A brand new European body being rolled out in 2021 located in Bucharest, the Centre will be responsible for setting up and helping to coordinate the Network and the Community, and “implementing cybersecurity-related financial support from Horizon Europe and Digital Europe Programmes”. The Centre aims to carry out, or support, procurement of state-of-the-art cybersecurity technology, support research and innovation, and foster synergies with the European Defence Fund. This means the Centre will coordinate the use of funds foreseen for the cybersecurity field, including those under Digital Europe and Horizon Europe programmes, making it a central player in the cybersecurity research and innovation landscape in the European Union. For example, under the Digital Europe programme, €2 billion will be invested in financing cybersecurity.
Each member state is asked to appoint a National Coordination Centre (NCC), which will be part of the Network. Considering the diverse ways in which each member state deals with cybersecurity, this will be a challenge by itself, but it is an ongoing task. Each NCC will foster national capacity building and assure links with other existing initiatives; it will be the member state contact point for the Centre, and it may receive funding, as well as pass on financial support.
The regulation refers to the Community as a broad group of stakeholders which include industry, academia, research organizations, and associations, as well as public entities which will support the Centre in achieving its mission and objectives.

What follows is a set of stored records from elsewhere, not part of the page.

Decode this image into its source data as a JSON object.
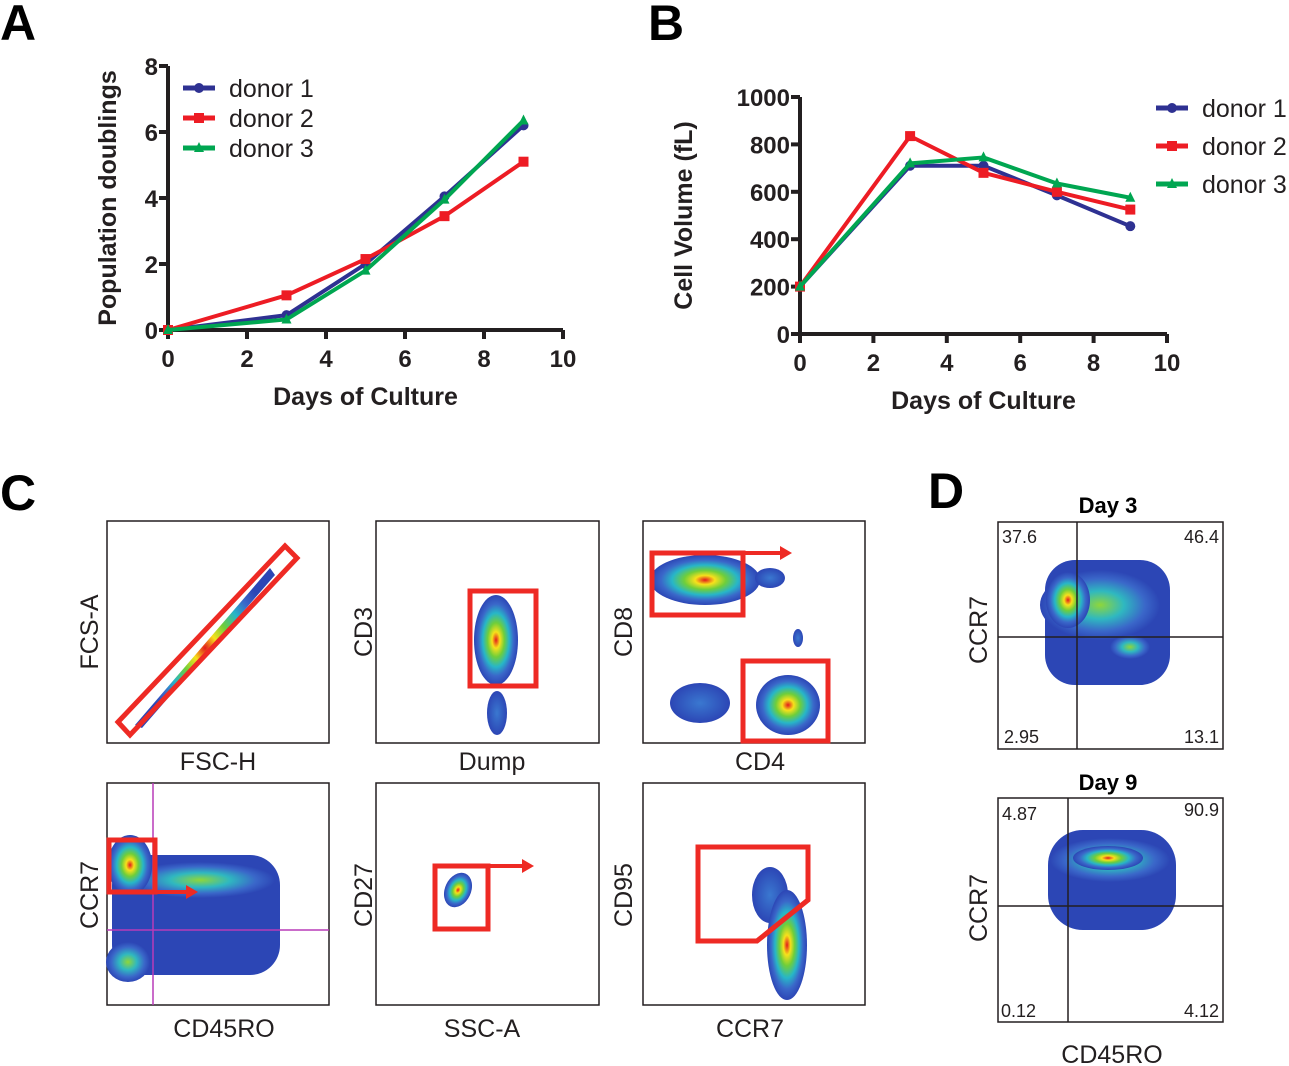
{
  "panels": {
    "a": "A",
    "b": "B",
    "c": "C",
    "d": "D"
  },
  "colors": {
    "donor1": "#2e3192",
    "donor2": "#ed1c24",
    "donor3": "#00a651",
    "gate": "#ee2a24"
  },
  "chart_data": [
    {
      "type": "line",
      "panel": "A",
      "xlabel": "Days of Culture",
      "ylabel": "Population doublings",
      "xlim": [
        0,
        10
      ],
      "ylim": [
        0,
        8
      ],
      "xticks": [
        0,
        2,
        4,
        6,
        8,
        10
      ],
      "yticks": [
        0,
        2,
        4,
        6,
        8
      ],
      "legend": "top-left",
      "grid": false,
      "x": [
        0,
        3,
        5,
        7,
        9
      ],
      "series": [
        {
          "name": "donor 1",
          "marker": "circle",
          "values": [
            0,
            0.45,
            2.0,
            4.05,
            6.2
          ]
        },
        {
          "name": "donor 2",
          "marker": "square",
          "values": [
            0,
            1.05,
            2.15,
            3.45,
            5.1
          ]
        },
        {
          "name": "donor 3",
          "marker": "triangle",
          "values": [
            0,
            0.32,
            1.8,
            3.95,
            6.35
          ]
        }
      ]
    },
    {
      "type": "line",
      "panel": "B",
      "xlabel": "Days of Culture",
      "ylabel": "Cell Volume (fL)",
      "xlim": [
        0,
        10
      ],
      "ylim": [
        0,
        1000
      ],
      "xticks": [
        0,
        2,
        4,
        6,
        8,
        10
      ],
      "yticks": [
        0,
        200,
        400,
        600,
        800,
        1000
      ],
      "legend": "right",
      "grid": false,
      "x": [
        0,
        3,
        5,
        7,
        9
      ],
      "series": [
        {
          "name": "donor 1",
          "marker": "circle",
          "values": [
            200,
            710,
            710,
            585,
            455
          ]
        },
        {
          "name": "donor 2",
          "marker": "square",
          "values": [
            200,
            835,
            680,
            600,
            525
          ]
        },
        {
          "name": "donor 3",
          "marker": "triangle",
          "values": [
            200,
            720,
            745,
            635,
            575
          ]
        }
      ]
    }
  ],
  "flow": {
    "c": [
      {
        "x": "FSC-H",
        "y": "FCS-A"
      },
      {
        "x": "Dump",
        "y": "CD3"
      },
      {
        "x": "CD4",
        "y": "CD8"
      },
      {
        "x": "CD45RO",
        "y": "CCR7"
      },
      {
        "x": "SSC-A",
        "y": "CD27"
      },
      {
        "x": "CCR7",
        "y": "CD95"
      }
    ],
    "d": {
      "xlabel": "CD45RO",
      "ylabel": "CCR7",
      "plots": [
        {
          "title": "Day 3",
          "tl": "37.6",
          "tr": "46.4",
          "bl": "2.95",
          "br": "13.1"
        },
        {
          "title": "Day 9",
          "tl": "4.87",
          "tr": "90.9",
          "bl": "0.12",
          "br": "4.12"
        }
      ]
    }
  }
}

Members of the Community will be registered by the Centre after being assessed by the NCC of the member state where the entity is established.

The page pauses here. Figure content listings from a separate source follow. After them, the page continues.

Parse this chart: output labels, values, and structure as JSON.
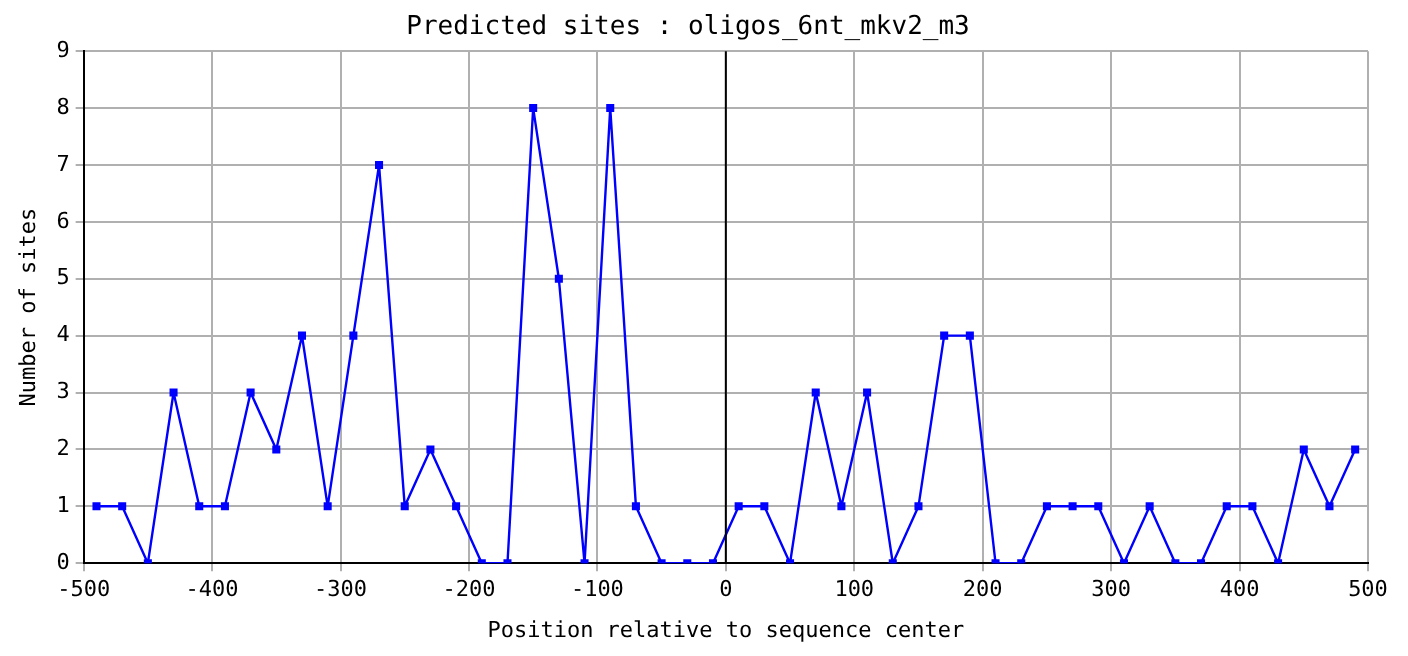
{
  "chart_data": {
    "type": "line",
    "title": "Predicted sites : oligos_6nt_mkv2_m3",
    "xlabel": "Position relative to sequence center",
    "ylabel": "Number of sites",
    "x": [
      -490,
      -470,
      -450,
      -430,
      -410,
      -390,
      -370,
      -350,
      -330,
      -310,
      -290,
      -270,
      -250,
      -230,
      -210,
      -190,
      -170,
      -150,
      -130,
      -110,
      -90,
      -70,
      -50,
      -30,
      -10,
      10,
      30,
      50,
      70,
      90,
      110,
      130,
      150,
      170,
      190,
      210,
      230,
      250,
      270,
      290,
      310,
      330,
      350,
      370,
      390,
      410,
      430,
      450,
      470,
      490
    ],
    "series": [
      {
        "color": "#0000ff",
        "values": [
          1,
          1,
          0,
          3,
          1,
          1,
          3,
          2,
          4,
          1,
          4,
          7,
          1,
          2,
          1,
          0,
          0,
          8,
          5,
          0,
          8,
          1,
          0,
          0,
          0,
          1,
          1,
          0,
          3,
          1,
          3,
          0,
          1,
          4,
          4,
          0,
          0,
          1,
          1,
          1,
          0,
          1,
          0,
          0,
          1,
          1,
          0,
          2,
          1,
          2
        ]
      }
    ],
    "xlim": [
      -500,
      500
    ],
    "xticks": [
      -500,
      -400,
      -300,
      -200,
      -100,
      0,
      100,
      200,
      300,
      400,
      500
    ],
    "ylim": [
      0,
      9
    ],
    "yticks": [
      0,
      1,
      2,
      3,
      4,
      5,
      6,
      7,
      8,
      9
    ],
    "ref_lines": [
      {
        "axis": "x",
        "value": 0,
        "color": "#000000"
      }
    ],
    "grid": true,
    "legend": false,
    "marker": "square",
    "line_style": "solid"
  }
}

Regulation and funding synergies
European Digital Innovation Hubs (EDIH) are set to play a central role in the Digital Europe Programme financing the Cybersecurity domain with about €100 million per year, mainly focused on fostering innovation for SMEs and the European public sector, and triggering a similar amount of investment by the member states in which the Centre and the Network are foreseen to play a key role. There are currently more than 240 DIH with competences on cybersecurity, which is more than the number of EDIH that are likely to be financed across all domains (cybersecurity is only one of the priorities). Most member states have already finished the national selection stage, while the call for proposals at European level is set to open anytime soon.
The complementarity between NCC and EDIHs, particularly in the cases where the NCC is not an EDIH, does not seems to be clear yet, but will differ from member state to member state, due to specificities in each organization on how cybersecurity is tackled. This complementarity must be clarified soon to avoid wasting resources and worsen the existing fragmentation.
As the Centre, the Network, the Community and the EDIHs will became operational during this year, we seem to be progressing towards a more collective and coordinated approach. Moreover, the amount of funding directly going to cybersecurity has increased significantly. But it is still not totally clear how all these initiatives will effectively operate together, nor how this will be aligned with the €134 billion from the Recovery and Resilience Facility to foster the Digital Transition.
In Portugal, INESC is part of the DIH proposal presented by the National Cybersecurity Centre for the national stage: it participates in one of the four pilots, in a dozen H2020-funded projects on cybersecurity and aims to actively contribute to this new ecosystem, at both national and European level.